According to your logic, I could have a blade strike on a mountain SAROP, roll down the hill and kill several occupants and then claim I wasn't negligent but I was concentrating on the wrong thing!!!

A straightforward instrument approach turned into a horrendous - yet completely preventable - accident costing lives with 2 pilots holding professional commercial licences at the controls. How is that not negligent?
Were the pilots carrying out the approach in accordance with normal practice for their company? Yes. A bad practice IMO, but normal for their company’s culture. Whose fault was that?
The copilot was 6 months in from getting his first job. In that time he had been flipped between the L2 and the 225 several times. Yes the same type, but completely different helicopters to operate. During typical type rating courses and differences courses, nearly all the focus is on the role of pilot flying. Pilot monitoring barely gets a look-in except for the offshore radar approach. And yet here he was acting as PM for an onshore approach in very marginal weather. It is obvious that he didn’t really understand the most important role of PM. Was he stupid? No I don’t thing so. Was he given clear parameters to monitor for? No. So how is he expected to monitor?

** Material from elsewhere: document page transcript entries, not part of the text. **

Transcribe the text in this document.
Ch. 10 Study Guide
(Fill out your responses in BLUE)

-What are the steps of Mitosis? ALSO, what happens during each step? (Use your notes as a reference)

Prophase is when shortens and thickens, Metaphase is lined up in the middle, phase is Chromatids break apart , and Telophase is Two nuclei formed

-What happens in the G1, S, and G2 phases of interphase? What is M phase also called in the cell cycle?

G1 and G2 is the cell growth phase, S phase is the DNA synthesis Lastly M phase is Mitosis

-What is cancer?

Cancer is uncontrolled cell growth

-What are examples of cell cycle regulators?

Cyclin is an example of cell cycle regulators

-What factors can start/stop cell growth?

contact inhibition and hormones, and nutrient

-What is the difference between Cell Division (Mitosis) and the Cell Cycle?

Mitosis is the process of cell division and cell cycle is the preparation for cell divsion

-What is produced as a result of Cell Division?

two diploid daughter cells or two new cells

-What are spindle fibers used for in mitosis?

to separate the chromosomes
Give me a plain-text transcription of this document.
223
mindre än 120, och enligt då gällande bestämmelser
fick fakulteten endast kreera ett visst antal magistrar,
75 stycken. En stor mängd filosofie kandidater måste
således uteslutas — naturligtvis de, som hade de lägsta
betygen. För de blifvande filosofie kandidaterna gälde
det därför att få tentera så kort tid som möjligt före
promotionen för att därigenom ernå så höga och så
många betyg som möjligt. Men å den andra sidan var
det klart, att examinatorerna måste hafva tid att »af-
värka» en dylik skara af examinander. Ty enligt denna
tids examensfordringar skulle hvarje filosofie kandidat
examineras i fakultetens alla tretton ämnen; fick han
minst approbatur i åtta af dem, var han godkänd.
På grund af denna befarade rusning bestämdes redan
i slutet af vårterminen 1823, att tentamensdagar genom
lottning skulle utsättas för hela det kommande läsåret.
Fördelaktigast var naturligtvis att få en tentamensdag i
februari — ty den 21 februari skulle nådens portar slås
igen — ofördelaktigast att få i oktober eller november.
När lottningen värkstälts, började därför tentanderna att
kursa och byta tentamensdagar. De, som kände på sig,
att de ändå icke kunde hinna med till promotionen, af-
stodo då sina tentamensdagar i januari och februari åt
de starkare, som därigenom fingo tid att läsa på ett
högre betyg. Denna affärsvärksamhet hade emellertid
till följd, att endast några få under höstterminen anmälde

Was he a product of the training system that prioritises PF role and fatuous things like engine failures that virtually never happen, as opposed for training for the “day job” of what happens 99.99% of the time. Yes i would say so. Was he, 6 months into a rather disorganised career, to blame for not understanding the primary role of PM during an onshore instrument approach? No I don’t think so, I would say he was a victim as much as any of the passengers, of a training system little changed from the dark ages.

These are the sorts of questions one has to consider if any attempt to improve things is the aim. To just blame the pilots is ignorant and futile, although I will agree it is in the culture of unthinking people trained in the military who think they are so superior.